Fourth and fifth graders from Elsmere Elementary School on Delaware Ave. showed district officials and parents how to program basic robots at the Jan. 18 Board of Education meeting in the school’s auditorium.
The presentation, requested by board members, highlighted the emphasis the district has placed on STEAM learning — an emphasis meant to prepare young students for jobs in computer programming, engineering and other technology-based careers, jobs for which applicants are expected to be in high demand in coming years. (STEAM education is essentially STEM — Science, Technology, Engineering and Math — with the addition of Art/Design)
“This is a very quickly growing job area,” said Elsmere principal Kate Kloss. “There’s 17 percent expected growth in STEM area jobs versus 10 percent in non-STEM jobs.”
The PTA-sponsored after-school enrichment program, in which students assemble robotics kits and learn computer coding to make them function, was made possible through a donation by community member Paul Wing. Mr. Wing covered the cost of the kits — Studica/fischertechnik academic student software and technology — and laptops as part of a pilot program at Elsmere, and has been instrumental in helping the entire district expand STEAM learning in the elementary schools.
“It’s really great for us to start at the ground level,” said Kloss, pointing out that the program was beneficial in a number of educational areas.
The pilot program consisted of eight one-hour classes attended by 12 fourth and fifth graders — seven boys and five girls — and utilized lego-like kits with wiring that can be animated through a computer coding program. According to the presentation, the class fostered increased creativity, perseverance, cooperation and communication skills, encouraged students to look at how the things around them work and allowed them to utilize their unique strengths. Additionally, the program is meant to help prepare students for future STEAM educational opportunities offered by the district in middle and high school — and beyond.
“Coding is like the language of the computer,” said one young robotics student. “And, like normal languages like Chinese or Japanese, it’s good to learn early on.”
“Robotics and programming are behind everything,” said another. “Everything needs to be engineered by someone. When we were programming the models, it helped to think about how these things really worked.”
“We both hope to be professional coders,” said yet another, of himself and the student standing next to him.
Other students spoke of what they learned, what they enjoyed most, and what setbacks they encountered, as well as how they solved those setbacks.
“They work so hard and they don’t give up,” said fourth grade teacher Greg Balcavage, who volunteered to help with the program. “Where I would get frustrated and take a break, they don’t give up, they just keep working. And that’s a hard thing to teach children.”
According to Kloss, there was so much interest in the program that they had to have a lottery to select participants and have added a third session, expected to begin in late February or early March. Pat Hoogkamp, a parent who claims his wife volunteered him to run attendance during the pilot eight-class session, enjoyed the experience so much that he volunteered to run the current session, as well as the third.

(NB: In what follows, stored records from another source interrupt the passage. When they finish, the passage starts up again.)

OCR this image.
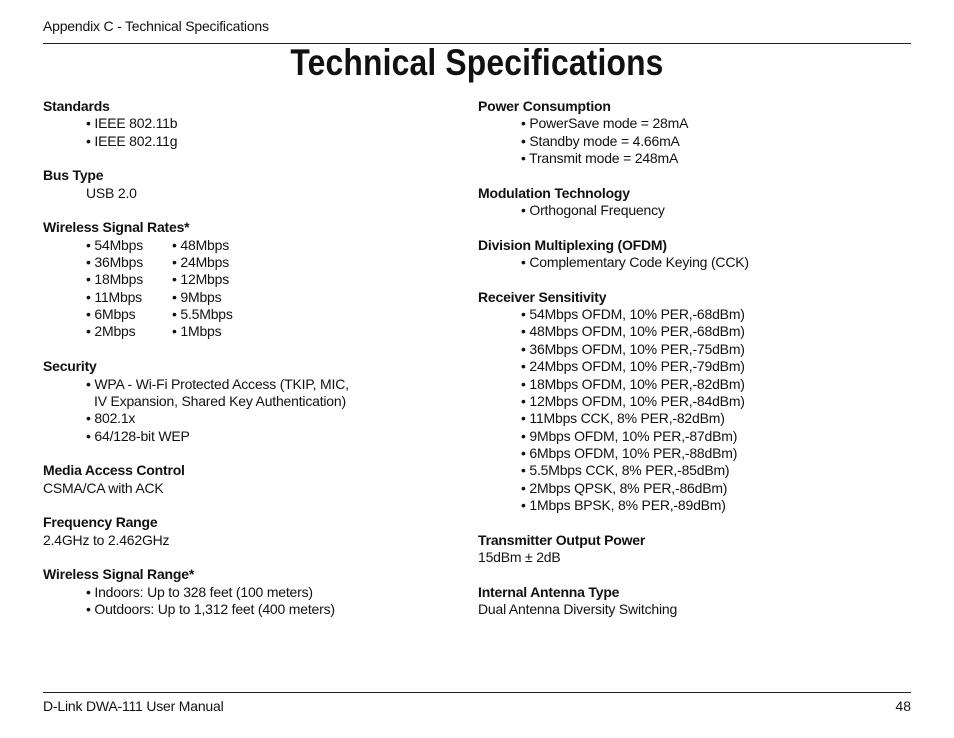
Appendix C - Technical Specifications
Technical Specifications
Standards
• IEEE 802.11b
• IEEE 802.11g
Bus Type
USB 2.0
Wireless Signal Rates*
• 54Mbps	• 48Mbps
• 36Mbps	• 24Mbps
• 18Mbps	• 12Mbps
• 11Mbps	• 9Mbps
• 6Mbps	• 5.5Mbps
• 2Mbps	• 1Mbps
Security
• WPA - Wi-Fi Protected Access (TKIP, MIC,
IV Expansion, Shared Key Authentication)
• 802.1x
• 64/128-bit WEP
Media Access Control
CSMA/CA with ACK
Frequency Range
2.4GHz to 2.462GHz
Wireless Signal Range*
• Indoors: Up to 328 feet (100 meters)
• Outdoors: Up to 1,312 feet (400 meters)
Power Consumption
• PowerSave mode = 28mA
• Standby mode = 4.66mA
• Transmit mode = 248mA
Modulation Technology
• Orthogonal Frequency
Division Multiplexing (OFDM)
• Complementary Code Keying (CCK)
Receiver Sensitivity
• 54Mbps OFDM, 10% PER,-68dBm)
• 48Mbps OFDM, 10% PER,-68dBm)
• 36Mbps OFDM, 10% PER,-75dBm)
• 24Mbps OFDM, 10% PER,-79dBm)
• 18Mbps OFDM, 10% PER,-82dBm)
• 12Mbps OFDM, 10% PER,-84dBm)
• 11Mbps CCK, 8% PER,-82dBm)
• 9Mbps OFDM, 10% PER,-87dBm)
• 6Mbps OFDM, 10% PER,-88dBm)
• 5.5Mbps CCK, 8% PER,-85dBm)
• 2Mbps QPSK, 8% PER,-86dBm)
• 1Mbps BPSK, 8% PER,-89dBm)
Transmitter Output Power
15dBm ± 2dB
Internal Antenna Type
Dual Antenna Diversity Switching
D-Link DWA-111 User Manual	48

“This whole program worked out just as well as I hoped it would,” said Wing. “It was great to move the STEM activities down into the elementary schools. I’m working now with Heidi Bonacquist at Slingerlands. They’re actually going to incorporate this into the fourth grade curriculum.”
Thanking Wing for his donation, Kloss invited board members and those in attendance to join the students at computers arrayed on the apron of the auditorium stage and, with their help, learn how to program robots.
“It is unbelievable to watch kids’ creativity come to life,” said Balcavage. “They’re better than myself, they’re better than Pat. They just want these things to get up and run.”